Pubblicato sul sito di Banca d’Italia l’elaborato, “Trade in services related to intangibles and profit shifting hypothesis”, un focus sul commercio internazionale dei servizi legati ai beni immateriali e ai prodotti di proprietà intellettuale (IPP), tra cui ad esempio i brevetti, le licenze, il copyright o i marchi registrati, così come i prodotti software, i CD, gli articoli di giornale, le notizie radiofoniche o i conti bancari

Tra i temi di discussione trattati di recente da Bankitalia ampio spazio è riservato all’analisi delle correlazioni tra gli scambi e le transazioni tra le imprese che operano nel settore dei beni e servizi intangibili e il fenomeno del profit shifting.

L’elaborato, “Trade in services related to intangibles and profit shifting hypothesis”, pubblicato sul sito della Banca d’Italia, si concentra sul commercio internazionale dei servizi legati ai beni immateriali e ai prodotti di proprietà intellettuale (IPP), tra cui ad esempio rientrano i brevetti, le licenze, il copyright o i marchi registrati, così come i prodotti software, i CD, gli articoli di giornale, le notizie radiofoniche o televisive, i titoli di qualsiasi genere, i biglietti aerei, i conti bancari e le polizze assicurative.
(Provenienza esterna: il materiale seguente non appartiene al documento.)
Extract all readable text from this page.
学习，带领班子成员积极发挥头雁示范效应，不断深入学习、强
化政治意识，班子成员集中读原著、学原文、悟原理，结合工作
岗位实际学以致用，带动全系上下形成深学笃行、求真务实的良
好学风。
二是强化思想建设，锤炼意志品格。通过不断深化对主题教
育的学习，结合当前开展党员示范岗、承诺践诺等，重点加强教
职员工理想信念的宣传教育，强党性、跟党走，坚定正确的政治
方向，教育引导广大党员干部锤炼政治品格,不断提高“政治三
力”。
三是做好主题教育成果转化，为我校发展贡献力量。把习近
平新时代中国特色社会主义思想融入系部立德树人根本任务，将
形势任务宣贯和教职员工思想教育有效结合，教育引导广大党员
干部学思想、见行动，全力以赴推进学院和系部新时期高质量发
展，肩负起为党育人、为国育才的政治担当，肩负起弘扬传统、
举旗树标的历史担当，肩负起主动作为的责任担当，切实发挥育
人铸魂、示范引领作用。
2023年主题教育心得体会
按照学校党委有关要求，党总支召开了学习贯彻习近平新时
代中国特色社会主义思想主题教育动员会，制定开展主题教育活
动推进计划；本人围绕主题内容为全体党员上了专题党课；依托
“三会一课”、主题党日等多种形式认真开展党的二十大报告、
In particolare, i ricercatori hanno investigato su come e in che misura questa tipologia di commercio possa essere impiegata come canale preferenziale per spostare i profitti delle imprese multinazionali verso i paradisi fiscali.
In pratica, utilizzando i dati di un'indagine sulle imprese italiane, l’elaborato fornisce un'analisi geografica e settoriale del commercio italiano di servizi IPP e dei suoi eventuali collegamenti col fenomeno del profit shifting. Lo studio fissa anche una stima dell'ammontare dei profitti spostati all'estero dalle imprese di proprietà estera osservate all’interno del campione selezionato per l’indagine.

La metodologia applicata è quella inizialmente proposta da Tørsløv et al. (2018). Dall’istantanea scattata dai ricercatori emerge una correlazione complessiva generalmente bassa tra commercio nel settore degli intangibili e profit shifting, tale dinamica infatti interesserebbe solo un piccolo gruppo di aziende.

Cos’è il Profit Shifting
Prima di approfondire chiariamo che col termine profit shifting si indica una complessa e variegata strategia di natura fiscale di rilevanza internazionale attuata da al fine di traslare i profitti da Paesi ad alta tassazione a giurisdizioni a imposizione ridotta o nulla. Un fenomeno che, in concomitanza con il boom della cosiddetta knowledge economy con al centro internet, i servizi online, le reti e le piattaforme web, ha registrato un incremento.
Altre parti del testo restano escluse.